Four of the student artists traveled with Mayor Francis Slay, CEOs and civic leaders to make St. Louis' presentation in Tampa. One can only imagine what an amazing experience it was – only one student had ever been on an airplane before. Yet sources tell me their presence was critical to St. Louis' victory.
Not end of story
And that wasn't the end of the story. Through St. Louis-based Anheuser-Busch, the students were granted a client interview with leaders of Busch Gardens near Tampa. Result: They came home with a contract to design and provide holiday cards for Busch Gardens this year.
Several other exemplary towns won All-America City awards, among them New Haven, Conn., Akron, Ohio, and Aurora, Colo.

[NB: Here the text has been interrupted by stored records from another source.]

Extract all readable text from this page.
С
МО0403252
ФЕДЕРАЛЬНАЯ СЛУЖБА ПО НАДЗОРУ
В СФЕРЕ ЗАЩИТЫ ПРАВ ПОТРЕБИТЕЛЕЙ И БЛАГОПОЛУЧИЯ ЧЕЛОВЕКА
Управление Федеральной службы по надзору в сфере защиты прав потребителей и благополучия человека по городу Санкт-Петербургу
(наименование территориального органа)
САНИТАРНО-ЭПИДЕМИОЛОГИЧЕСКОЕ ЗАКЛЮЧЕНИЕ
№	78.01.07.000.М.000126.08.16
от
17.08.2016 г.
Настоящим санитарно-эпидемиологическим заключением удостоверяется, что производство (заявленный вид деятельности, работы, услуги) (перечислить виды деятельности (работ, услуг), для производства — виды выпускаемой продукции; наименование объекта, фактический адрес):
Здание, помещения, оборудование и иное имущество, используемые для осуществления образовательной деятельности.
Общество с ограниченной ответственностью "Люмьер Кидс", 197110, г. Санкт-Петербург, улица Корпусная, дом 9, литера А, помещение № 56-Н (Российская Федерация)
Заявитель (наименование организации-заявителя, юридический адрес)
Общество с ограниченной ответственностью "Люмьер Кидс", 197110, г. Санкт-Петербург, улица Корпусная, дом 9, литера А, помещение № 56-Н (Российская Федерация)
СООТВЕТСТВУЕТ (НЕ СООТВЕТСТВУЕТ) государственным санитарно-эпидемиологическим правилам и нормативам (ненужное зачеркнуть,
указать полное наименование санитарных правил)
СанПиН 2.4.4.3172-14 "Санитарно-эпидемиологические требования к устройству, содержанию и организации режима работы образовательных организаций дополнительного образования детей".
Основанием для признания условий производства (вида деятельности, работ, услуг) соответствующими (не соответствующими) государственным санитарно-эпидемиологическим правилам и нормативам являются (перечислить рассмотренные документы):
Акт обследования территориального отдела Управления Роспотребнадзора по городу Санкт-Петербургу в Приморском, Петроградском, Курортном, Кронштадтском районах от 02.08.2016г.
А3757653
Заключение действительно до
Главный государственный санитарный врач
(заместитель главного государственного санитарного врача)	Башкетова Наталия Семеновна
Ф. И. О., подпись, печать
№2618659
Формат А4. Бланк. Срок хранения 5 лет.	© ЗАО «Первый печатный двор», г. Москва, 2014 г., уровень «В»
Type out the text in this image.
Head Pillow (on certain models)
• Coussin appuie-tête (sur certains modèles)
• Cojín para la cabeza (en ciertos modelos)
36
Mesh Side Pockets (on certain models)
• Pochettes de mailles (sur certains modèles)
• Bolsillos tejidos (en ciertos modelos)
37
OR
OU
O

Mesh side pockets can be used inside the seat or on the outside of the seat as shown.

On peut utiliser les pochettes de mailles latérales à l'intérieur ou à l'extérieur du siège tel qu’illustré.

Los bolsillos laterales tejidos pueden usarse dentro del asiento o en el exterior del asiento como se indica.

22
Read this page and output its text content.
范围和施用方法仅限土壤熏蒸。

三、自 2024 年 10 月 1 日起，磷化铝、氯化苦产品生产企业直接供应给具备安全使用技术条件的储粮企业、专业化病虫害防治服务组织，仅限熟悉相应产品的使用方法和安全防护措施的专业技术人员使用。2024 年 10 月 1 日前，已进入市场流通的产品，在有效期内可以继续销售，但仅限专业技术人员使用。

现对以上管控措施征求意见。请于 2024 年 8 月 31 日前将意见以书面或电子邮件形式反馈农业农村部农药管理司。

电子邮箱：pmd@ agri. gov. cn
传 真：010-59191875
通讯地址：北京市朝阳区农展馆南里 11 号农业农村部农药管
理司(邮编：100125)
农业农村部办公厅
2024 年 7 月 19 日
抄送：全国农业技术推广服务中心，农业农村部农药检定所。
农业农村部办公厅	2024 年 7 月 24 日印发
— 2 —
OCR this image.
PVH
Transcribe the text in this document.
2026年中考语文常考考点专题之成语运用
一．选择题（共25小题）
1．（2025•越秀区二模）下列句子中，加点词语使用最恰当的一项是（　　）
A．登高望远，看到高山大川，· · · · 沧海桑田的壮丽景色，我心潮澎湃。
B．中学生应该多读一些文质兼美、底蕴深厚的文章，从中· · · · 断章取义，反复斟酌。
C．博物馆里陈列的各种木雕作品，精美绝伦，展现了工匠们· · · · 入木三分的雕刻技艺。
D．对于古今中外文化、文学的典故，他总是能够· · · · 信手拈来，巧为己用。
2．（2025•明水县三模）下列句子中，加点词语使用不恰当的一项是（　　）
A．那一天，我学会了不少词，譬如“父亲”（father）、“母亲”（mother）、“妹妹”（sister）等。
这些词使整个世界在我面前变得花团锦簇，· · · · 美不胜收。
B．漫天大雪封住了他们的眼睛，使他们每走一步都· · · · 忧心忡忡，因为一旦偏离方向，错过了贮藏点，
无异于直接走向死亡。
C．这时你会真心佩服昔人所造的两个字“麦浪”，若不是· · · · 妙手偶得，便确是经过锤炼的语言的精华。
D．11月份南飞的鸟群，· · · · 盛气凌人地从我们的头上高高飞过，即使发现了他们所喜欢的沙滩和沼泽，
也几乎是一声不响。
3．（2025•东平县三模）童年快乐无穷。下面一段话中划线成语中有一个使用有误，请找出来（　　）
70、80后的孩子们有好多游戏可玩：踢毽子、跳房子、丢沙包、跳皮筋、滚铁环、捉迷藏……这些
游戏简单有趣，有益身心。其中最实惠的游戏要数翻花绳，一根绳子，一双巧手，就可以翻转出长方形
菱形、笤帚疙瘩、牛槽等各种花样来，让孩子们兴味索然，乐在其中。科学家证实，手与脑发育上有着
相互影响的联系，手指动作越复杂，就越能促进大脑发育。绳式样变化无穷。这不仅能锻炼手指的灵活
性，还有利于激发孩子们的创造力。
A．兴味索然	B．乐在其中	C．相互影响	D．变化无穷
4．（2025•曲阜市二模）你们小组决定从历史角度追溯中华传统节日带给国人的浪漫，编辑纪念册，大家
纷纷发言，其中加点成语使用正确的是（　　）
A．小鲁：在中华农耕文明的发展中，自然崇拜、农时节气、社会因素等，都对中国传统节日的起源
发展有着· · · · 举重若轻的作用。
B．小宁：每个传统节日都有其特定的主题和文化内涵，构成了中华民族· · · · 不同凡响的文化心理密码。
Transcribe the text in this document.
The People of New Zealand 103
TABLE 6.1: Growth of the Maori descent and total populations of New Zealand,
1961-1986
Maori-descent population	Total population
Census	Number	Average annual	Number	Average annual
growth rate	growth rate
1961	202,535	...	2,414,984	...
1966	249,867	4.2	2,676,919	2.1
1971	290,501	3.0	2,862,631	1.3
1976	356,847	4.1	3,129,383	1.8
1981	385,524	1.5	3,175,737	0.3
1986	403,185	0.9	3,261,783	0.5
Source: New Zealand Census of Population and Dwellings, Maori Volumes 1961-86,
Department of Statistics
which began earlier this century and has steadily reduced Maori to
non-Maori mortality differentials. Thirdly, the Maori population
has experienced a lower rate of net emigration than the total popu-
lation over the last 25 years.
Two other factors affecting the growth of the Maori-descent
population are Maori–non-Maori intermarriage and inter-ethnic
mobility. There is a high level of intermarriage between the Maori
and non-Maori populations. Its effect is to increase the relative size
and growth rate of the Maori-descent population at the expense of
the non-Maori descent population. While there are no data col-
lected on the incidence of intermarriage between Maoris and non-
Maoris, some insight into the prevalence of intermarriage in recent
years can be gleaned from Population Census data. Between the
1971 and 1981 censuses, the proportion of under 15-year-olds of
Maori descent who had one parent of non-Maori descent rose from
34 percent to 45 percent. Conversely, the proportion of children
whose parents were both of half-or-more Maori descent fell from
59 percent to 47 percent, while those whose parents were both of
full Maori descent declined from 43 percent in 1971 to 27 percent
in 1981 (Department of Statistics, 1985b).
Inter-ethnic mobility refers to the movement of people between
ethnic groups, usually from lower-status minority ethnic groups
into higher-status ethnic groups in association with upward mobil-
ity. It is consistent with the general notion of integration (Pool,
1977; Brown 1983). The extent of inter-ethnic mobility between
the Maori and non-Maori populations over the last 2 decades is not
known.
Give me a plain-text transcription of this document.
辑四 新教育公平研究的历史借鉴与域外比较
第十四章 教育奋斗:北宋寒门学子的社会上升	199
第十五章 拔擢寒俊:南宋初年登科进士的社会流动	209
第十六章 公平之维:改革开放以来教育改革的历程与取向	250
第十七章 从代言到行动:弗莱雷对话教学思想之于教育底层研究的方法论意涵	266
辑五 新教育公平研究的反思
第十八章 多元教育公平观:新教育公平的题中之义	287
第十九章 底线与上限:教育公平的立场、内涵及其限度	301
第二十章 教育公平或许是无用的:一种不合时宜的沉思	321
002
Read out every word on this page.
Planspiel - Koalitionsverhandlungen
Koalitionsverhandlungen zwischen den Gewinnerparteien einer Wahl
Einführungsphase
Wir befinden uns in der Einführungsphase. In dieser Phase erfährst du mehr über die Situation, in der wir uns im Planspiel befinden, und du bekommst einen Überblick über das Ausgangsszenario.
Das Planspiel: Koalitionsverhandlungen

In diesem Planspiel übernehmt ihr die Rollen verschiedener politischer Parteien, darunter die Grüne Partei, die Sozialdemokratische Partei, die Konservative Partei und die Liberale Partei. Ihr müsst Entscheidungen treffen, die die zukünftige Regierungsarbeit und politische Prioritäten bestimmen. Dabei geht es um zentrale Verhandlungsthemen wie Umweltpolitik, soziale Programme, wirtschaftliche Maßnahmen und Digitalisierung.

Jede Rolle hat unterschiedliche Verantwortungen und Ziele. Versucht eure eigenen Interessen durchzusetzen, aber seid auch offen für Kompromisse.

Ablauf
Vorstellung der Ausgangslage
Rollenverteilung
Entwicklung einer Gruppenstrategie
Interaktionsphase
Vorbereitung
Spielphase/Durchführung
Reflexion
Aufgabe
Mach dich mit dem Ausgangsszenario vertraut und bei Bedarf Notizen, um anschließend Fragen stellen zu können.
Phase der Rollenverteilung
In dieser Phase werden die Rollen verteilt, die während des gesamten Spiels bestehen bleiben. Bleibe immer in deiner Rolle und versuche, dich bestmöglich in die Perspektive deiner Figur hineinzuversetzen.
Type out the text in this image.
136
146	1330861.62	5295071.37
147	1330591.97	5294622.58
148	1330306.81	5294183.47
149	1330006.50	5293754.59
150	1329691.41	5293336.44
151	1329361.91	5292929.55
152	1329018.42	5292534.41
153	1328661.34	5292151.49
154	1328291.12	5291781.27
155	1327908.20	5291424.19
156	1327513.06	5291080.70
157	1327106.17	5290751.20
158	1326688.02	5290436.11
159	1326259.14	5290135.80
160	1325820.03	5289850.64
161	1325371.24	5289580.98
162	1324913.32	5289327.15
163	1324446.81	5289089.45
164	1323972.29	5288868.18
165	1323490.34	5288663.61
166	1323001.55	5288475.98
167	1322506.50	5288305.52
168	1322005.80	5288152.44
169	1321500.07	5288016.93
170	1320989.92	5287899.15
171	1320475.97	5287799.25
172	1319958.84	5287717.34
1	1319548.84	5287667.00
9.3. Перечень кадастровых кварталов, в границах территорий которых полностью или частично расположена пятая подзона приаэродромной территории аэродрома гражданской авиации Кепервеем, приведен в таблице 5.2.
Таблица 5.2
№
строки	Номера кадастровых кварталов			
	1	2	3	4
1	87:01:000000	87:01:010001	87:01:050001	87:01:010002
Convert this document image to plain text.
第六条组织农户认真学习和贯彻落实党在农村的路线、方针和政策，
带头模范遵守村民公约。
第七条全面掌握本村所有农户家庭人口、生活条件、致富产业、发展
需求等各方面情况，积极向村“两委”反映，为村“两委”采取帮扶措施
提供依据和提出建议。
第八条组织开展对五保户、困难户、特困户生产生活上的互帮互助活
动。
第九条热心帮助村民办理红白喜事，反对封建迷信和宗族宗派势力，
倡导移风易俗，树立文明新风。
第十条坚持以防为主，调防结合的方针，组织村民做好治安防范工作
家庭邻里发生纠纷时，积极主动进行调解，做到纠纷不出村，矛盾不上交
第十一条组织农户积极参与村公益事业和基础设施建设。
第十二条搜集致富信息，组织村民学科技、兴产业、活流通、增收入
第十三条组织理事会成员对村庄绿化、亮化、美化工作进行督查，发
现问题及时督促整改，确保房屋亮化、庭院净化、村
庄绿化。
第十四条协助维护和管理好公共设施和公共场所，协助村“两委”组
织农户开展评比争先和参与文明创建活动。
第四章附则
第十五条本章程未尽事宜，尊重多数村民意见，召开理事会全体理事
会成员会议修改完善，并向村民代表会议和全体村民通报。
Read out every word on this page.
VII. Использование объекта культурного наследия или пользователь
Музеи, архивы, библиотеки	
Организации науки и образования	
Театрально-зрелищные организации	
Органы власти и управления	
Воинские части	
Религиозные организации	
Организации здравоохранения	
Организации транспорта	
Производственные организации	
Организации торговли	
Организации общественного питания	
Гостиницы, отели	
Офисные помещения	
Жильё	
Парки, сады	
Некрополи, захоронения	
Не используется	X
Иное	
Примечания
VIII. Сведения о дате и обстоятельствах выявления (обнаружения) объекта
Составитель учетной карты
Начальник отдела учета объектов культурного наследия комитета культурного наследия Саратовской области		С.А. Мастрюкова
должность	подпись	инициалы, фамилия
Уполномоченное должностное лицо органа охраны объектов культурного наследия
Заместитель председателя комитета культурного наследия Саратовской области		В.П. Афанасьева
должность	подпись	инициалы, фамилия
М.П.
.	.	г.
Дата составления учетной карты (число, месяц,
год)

But St. Louis was the only winning region. And its victory says something significant about America today: Recovered and triumphant downtowns – provided there's visionary local leadership – are on a roll.
Without the special “green” value incorporated in new parks, greenways and natural settings, no metropolitan area can draw the best talent and become truly competitive. Arts and livability are in – all the more exciting if they can be inclusive too.
Finally, it takes a whole region – cities and suburbs working as a team – to produce the most glowing results.